Si cette présidence était purement symbolique et s'il suffisait de déposer quelques gerbes et de couper quelques rubans, je pourrais envisager ces six mois en toute quiétude. Mais tel n'est pas le cas, car cette présidence signifie que, six mois durant, le Luxembourg sera en charge de tous les domaines de l'Union européenne, qu'il devra prendre ses propres initiatives et promouvoir celles des autres, coordonner les différentes réunions et, en fin de compte, inciter des décisions importantes. Il s'agit là d'une énorme responsabilité. En effet, il faudra tenir compte des intérêts communautaires des 25 Etats membres, qui devront prévaloir sur les intérêts de notre pays. L'un des objectifs de la présidence luxembourgeoise est d'atténuer certaines tendances nationales excessives au sein de l'Europe afin de mieux pouvoir tenir compte des sensibilités de l'ensemble des Etats. Si nous parvenons à des accords majoritaires parmi les Etats membres, nous aurons considérablement fait avancer l'Europe.

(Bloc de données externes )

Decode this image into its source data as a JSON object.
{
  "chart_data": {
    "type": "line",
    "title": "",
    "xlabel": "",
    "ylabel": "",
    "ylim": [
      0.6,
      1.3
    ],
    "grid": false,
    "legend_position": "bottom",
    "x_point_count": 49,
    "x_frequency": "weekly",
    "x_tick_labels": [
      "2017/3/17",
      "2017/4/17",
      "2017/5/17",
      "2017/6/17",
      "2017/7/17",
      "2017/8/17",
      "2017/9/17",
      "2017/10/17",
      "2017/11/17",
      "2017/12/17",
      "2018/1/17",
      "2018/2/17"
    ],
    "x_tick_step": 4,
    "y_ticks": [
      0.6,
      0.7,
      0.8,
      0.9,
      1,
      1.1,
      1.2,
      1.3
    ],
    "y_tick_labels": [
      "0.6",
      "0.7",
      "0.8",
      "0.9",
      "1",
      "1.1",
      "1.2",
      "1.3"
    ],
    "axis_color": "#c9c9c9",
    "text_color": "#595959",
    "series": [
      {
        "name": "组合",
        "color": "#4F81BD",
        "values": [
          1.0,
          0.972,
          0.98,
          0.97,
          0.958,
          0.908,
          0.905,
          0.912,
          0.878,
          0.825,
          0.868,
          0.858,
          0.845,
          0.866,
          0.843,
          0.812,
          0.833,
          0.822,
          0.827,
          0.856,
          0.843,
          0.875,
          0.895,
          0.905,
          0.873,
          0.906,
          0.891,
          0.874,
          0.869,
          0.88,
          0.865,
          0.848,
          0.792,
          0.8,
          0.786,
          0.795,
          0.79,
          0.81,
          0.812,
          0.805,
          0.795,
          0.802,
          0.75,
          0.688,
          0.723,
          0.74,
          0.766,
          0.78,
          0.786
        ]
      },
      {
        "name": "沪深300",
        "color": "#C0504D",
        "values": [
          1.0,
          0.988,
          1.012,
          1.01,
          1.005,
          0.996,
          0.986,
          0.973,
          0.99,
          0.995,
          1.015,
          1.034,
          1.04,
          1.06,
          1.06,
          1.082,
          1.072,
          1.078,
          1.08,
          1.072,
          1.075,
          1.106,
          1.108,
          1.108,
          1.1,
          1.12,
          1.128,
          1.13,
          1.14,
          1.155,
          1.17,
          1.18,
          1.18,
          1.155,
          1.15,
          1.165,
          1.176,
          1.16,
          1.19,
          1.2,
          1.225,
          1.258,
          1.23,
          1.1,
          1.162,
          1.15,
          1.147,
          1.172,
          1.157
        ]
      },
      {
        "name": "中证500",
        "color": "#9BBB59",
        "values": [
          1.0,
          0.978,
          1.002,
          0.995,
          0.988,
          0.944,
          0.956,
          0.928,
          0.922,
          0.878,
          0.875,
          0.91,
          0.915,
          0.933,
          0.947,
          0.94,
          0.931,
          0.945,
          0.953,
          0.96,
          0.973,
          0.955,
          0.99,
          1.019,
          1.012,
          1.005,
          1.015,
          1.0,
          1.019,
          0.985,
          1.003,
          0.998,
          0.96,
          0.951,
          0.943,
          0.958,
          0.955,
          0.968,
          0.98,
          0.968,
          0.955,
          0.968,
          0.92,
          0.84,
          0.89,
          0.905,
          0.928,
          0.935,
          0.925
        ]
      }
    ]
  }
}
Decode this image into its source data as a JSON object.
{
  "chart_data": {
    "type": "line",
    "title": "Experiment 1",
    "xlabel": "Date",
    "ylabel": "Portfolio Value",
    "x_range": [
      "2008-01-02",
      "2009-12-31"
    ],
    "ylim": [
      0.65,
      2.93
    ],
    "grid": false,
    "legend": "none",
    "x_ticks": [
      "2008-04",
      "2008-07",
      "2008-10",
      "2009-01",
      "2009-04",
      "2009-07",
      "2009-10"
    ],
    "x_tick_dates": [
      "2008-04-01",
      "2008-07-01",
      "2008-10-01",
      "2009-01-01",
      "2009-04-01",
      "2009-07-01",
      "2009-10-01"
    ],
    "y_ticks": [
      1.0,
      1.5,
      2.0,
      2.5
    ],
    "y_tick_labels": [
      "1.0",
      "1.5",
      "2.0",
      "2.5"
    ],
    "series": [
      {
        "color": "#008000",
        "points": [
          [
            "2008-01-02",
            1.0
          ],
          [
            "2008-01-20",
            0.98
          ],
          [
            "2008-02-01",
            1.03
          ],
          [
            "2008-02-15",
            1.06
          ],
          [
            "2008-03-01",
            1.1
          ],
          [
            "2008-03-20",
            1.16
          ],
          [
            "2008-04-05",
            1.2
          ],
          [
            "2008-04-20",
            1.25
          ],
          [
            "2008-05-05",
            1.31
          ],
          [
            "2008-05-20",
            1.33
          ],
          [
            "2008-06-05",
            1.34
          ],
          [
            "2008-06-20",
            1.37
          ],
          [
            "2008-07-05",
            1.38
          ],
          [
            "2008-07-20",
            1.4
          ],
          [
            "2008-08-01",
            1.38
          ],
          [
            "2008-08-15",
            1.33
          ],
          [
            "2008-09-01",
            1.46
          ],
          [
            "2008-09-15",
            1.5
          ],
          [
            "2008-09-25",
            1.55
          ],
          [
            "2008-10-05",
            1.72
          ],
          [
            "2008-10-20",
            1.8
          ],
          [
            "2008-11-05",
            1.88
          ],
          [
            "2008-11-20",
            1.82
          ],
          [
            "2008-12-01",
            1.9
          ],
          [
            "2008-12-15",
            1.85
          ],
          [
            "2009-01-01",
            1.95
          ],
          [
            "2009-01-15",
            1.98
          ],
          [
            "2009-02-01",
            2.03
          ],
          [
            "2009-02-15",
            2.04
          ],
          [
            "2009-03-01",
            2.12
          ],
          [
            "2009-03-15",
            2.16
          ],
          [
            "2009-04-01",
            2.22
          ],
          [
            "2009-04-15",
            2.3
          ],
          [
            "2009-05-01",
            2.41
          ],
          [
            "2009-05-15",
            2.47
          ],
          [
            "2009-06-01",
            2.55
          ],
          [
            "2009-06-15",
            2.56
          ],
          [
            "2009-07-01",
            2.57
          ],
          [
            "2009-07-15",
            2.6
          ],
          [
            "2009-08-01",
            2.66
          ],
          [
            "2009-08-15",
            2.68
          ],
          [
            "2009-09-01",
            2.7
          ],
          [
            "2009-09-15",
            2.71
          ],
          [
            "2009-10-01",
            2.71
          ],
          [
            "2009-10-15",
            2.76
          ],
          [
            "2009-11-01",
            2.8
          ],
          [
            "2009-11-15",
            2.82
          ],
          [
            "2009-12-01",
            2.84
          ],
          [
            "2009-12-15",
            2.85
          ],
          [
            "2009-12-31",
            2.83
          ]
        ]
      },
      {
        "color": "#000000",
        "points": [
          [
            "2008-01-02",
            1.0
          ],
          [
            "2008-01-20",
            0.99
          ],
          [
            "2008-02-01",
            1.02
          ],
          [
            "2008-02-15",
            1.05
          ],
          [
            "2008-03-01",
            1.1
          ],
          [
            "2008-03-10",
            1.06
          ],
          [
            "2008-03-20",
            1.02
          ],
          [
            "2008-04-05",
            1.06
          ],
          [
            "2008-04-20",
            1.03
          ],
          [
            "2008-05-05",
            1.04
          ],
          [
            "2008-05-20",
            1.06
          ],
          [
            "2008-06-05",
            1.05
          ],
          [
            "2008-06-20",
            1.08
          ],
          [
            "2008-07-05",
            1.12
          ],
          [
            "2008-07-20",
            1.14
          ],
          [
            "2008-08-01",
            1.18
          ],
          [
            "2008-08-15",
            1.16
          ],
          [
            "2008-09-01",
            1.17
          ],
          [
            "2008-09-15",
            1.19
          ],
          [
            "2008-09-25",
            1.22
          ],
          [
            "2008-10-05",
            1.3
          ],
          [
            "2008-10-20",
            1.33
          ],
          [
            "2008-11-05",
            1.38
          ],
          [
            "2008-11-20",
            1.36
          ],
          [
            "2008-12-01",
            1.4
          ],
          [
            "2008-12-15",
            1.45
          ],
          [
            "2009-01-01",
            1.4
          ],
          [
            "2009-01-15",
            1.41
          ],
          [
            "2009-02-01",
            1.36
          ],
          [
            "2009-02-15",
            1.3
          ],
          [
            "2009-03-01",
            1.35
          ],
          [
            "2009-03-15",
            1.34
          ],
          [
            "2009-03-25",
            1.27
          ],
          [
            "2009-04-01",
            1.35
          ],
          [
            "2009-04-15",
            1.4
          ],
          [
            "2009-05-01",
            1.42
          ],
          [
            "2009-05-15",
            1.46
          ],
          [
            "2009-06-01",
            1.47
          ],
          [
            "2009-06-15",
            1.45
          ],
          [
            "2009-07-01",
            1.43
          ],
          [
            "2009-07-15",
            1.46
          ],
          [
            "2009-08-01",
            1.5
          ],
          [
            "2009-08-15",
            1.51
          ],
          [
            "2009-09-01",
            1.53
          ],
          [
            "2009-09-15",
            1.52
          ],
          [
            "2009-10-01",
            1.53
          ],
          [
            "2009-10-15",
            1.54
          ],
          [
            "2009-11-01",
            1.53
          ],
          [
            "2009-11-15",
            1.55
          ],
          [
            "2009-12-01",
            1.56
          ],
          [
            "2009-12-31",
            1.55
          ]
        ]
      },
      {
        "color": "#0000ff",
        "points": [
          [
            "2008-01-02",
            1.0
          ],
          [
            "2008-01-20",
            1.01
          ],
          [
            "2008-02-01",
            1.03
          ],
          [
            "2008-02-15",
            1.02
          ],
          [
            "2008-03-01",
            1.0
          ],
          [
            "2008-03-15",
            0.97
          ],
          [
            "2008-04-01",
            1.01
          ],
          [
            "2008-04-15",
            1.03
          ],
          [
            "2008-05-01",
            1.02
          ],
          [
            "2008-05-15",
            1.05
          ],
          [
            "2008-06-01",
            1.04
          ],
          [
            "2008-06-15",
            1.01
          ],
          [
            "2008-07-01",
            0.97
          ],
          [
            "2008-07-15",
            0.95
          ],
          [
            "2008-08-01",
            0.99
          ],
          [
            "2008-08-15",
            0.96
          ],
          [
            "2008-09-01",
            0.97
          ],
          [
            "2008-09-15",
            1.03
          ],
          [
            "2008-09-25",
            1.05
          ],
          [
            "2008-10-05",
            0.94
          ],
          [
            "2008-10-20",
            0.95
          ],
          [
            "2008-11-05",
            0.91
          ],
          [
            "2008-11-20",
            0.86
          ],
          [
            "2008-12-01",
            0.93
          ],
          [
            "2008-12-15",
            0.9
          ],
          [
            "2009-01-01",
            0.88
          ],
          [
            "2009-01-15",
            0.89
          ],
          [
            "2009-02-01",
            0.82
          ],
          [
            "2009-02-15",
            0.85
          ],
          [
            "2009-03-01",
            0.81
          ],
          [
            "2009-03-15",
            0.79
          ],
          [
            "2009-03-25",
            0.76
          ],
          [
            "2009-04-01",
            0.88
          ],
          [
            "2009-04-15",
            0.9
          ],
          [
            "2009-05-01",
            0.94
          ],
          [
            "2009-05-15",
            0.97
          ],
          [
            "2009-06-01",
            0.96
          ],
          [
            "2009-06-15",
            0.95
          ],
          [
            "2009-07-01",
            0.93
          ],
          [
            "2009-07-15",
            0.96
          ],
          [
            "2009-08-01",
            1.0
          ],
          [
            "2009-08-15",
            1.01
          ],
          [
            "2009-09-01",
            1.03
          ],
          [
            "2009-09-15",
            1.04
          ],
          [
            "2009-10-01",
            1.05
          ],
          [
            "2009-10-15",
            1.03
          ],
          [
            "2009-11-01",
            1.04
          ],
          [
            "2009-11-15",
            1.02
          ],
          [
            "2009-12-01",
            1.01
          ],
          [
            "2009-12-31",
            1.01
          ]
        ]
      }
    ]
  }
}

Jusqu'ici, toutes les présidences de l'Union avaient un objectif principal. Quelles seront les priorités cette fois-ci?

Il y a d'un côté les sujets à traiter qui figurent à l'agenda depuis longtemps et de l'autre ceux qui sont dictés de jour en jour par la politique mondiale. Si en 1997 c'étaient l'élargissement de l'Union, la politique de l'emploi et les décisions en vue de l'introduction de l'euro qui dominaient la présidence luxembourgeoise, il s'agira cette année de relancer et de dresser un bilan provisoire du processus de Lisbonne. Ce programme de réformes aux niveaux de l'économie, du social et de l'environnement a pour but de faire de l'Europe la région la plus compétitive du monde d'ici 2010. Par ailleurs, il sera question de la réforme du pacte de stabilité et de croissance, sans oublier les crises aux Balkans et en Irak ainsi que le terrorisme international, qui nécessiteront en permanence des réunions et des négociations.

Certaines réunions dépassent largement le cadre de l'Europe. S'agit-il de renforcer l'importance de l'Europe sur l'échiquier mondial?

Cette importance est déjà reconnue, car l'Europe est souvent plus appréciée en dehors de ses frontières qu'en leur sein. Dans le reste du monde, l'existence de l'Union européenne est perçue comme un petit miracle qui dure déjà depuis longtemps. L'intérêt que les grands pays portent au développement politique, économique et intellectuel de l'Union est d'autant plus grand. En tant que président du Conseil européen, je serai ainsi amené à rencontrer les présidents américain et russe. De son côté, mon collègue aux Affaires étrangères dirigera à Luxembourg une conférence avec 50 ministres d'Etats d'Amérique latine et des Caraïbes, ce qui requiert un effort considérable, ne serait-ce que du point de vue logistique.

A l'heure actuelle, l'Union européenne compte 25 Etats membres et elle va continuer à s'agrandir. Un petit pays comme le Luxembourg ne risque-t-il pas de perdre son influence au sein d'un ensemble aussi grand?

Au contraire, l'histoire de l'Union européenne montre qu'à chaque élargissement, l'influence du Luxembourg s'est trouvée accrue. En effet, les nouveaux Etats membres sont souvent eux-mêmes petits ou moyens et ils se sentent dès lors très proches du Luxembourg. Il ne faut pas non plus oublier que le Luxembourg fait partie des Etats fondateurs de l'Union européenne, de manière à jouir à présent d'une expérience et d'une connaissance qui lui permettent d'assurer plus facilement un rôle de médiateur lorsqu'il s'agit de trouver un consensus.

A la mi-septembre, vous avez été désigné pour deux ans à la tête du groupe euro. Ce poste de "Monsieur Euro" aura-t-il une incidence sur vos activités en tant que président du Conseil européen?

C'était de toute façon au tour du Luxembourg d'assurer la présidence du groupe euro pendant le prochain semestre. A présent, je vais simplement devoir assumer cette fonction 18 mois de plus. Pour moi, il ne s'agit donc ni d'une charge de travail supplémentaire, ni d'une raison de craindre une interférence malsaine avec les objectifs et les intérêts de la présidence de l'Union européenne.

Monsieur le Premier ministre, nous vous remercions pour cet entretien.